Den kleinen Koalitionspartner behandelt der Ministerpräsident in seiner Rede ohnehin wie das fünfte Rad am Wagen. "Die SPD ist herzlich eingeladen, mit uns zusammen noch mehr Arbeitsplätze zu schaffen", stichelt Milbradt, als würde die SPD nicht den Wirtschaftsminister in Sachsen stellen. Ausführlich geht Milbradt auch auf die NPD ein. Er fordert die 15.000 Parteimitglieder auf, "jungen Leuten die Hand auszustrecken, damit sie nicht aus Langeweile in falsche Hände geraten." Über mögliche Landesprogramme zur Einbindung der Jugend schweigt sich Milbradt jedoch aus.

Der Parteichef will der Basis indes Schwung vermitteln für die nächsten Kommunalwahlen 2008 - und nicht zuletzt für die Landtagswahl 2009. Dann gelte es, die Alleinregierung in Dresden zurückzuerobern. "Die Mannschaft ist fit, die Segel sind gesetzt", sagt Milbradt und appelliert: "Nicht Schaulaufen, sondern nur harte Arbeit, ehrliche Antworten und Einigkeit schaffen auf Dauer das Vertrauen der Wähler."

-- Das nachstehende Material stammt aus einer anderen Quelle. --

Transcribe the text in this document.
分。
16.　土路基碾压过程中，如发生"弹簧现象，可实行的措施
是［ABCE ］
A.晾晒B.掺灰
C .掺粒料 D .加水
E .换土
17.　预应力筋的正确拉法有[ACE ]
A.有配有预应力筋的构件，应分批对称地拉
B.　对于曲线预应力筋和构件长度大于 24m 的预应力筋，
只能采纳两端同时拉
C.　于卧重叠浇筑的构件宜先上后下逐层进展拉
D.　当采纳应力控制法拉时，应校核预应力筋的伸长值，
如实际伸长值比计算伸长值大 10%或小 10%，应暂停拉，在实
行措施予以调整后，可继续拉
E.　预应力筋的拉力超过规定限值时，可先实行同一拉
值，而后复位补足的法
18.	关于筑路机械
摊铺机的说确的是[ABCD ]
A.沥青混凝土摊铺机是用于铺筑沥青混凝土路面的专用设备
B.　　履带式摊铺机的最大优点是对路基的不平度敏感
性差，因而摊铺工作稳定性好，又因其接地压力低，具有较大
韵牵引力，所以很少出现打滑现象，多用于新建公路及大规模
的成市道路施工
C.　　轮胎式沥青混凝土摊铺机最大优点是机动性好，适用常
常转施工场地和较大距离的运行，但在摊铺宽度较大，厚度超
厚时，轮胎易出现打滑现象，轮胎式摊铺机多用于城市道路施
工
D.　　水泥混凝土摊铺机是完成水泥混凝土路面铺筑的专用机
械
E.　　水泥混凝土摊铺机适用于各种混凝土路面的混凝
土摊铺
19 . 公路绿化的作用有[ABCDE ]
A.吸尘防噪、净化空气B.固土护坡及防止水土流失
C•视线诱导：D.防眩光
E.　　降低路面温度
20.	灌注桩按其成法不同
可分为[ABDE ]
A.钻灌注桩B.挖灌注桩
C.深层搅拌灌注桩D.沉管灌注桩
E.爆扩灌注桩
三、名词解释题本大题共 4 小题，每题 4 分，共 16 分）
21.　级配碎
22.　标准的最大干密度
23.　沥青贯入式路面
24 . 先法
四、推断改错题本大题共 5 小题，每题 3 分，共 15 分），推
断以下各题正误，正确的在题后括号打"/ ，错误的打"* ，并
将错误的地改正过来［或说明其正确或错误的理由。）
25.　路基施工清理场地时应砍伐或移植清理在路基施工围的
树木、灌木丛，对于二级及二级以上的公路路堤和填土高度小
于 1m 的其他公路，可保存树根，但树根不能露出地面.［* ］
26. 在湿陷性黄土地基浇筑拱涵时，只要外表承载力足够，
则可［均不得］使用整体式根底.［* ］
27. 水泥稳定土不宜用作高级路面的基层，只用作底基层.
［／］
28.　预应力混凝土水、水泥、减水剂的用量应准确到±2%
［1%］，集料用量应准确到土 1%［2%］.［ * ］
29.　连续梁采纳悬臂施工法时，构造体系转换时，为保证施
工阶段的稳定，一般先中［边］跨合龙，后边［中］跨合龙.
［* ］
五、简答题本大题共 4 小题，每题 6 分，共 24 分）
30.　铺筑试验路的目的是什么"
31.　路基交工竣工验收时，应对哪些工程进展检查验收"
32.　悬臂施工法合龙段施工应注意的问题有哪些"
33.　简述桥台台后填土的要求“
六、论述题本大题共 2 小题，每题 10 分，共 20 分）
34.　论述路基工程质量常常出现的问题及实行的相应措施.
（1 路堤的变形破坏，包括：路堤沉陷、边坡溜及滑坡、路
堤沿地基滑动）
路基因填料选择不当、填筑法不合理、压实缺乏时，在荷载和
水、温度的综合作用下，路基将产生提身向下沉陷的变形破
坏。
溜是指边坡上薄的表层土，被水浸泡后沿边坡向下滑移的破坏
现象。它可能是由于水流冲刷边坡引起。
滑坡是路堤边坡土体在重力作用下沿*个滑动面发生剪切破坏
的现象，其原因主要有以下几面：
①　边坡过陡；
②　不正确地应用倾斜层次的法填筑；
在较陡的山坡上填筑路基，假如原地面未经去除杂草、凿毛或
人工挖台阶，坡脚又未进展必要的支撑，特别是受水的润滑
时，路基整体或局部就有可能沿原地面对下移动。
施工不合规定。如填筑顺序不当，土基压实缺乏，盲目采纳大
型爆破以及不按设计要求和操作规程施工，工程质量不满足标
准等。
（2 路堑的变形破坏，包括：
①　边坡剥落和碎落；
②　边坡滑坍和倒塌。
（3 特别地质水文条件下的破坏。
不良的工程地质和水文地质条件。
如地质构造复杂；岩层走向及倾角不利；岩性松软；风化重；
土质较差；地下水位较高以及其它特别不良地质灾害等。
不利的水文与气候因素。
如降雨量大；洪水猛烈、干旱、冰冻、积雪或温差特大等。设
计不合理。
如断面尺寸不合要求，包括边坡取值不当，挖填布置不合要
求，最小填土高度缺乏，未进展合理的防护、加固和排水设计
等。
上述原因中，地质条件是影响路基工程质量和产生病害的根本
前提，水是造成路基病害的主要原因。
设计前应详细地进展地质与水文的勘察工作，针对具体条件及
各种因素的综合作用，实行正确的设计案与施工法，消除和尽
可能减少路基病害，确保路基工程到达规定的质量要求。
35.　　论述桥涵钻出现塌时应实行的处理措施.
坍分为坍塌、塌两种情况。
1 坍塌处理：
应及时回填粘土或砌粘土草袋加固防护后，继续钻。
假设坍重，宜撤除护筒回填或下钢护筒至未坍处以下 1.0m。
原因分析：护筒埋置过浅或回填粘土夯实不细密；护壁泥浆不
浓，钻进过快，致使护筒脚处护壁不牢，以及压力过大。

Unterstützung aus dem Westen hat sich die CDU schon mal organisiert: Ministerpräsident Günther Oettinger aus dem Partnerland Baden-Württemberg lobt an diesem Tag die Erfolge seiner sächsischen Parteifreunde. Vor allem, so der kantige Schwabe, bei den Ganztagsangeboten für Kleinkinder, sei Sachsen Vorbild für sein Ländle. Streicheleinheiten, die bei den Delegierten gut ankommen. Mal sehen, was die Komplimentebei künftigen Ost-West-Verhandlungen wert sind.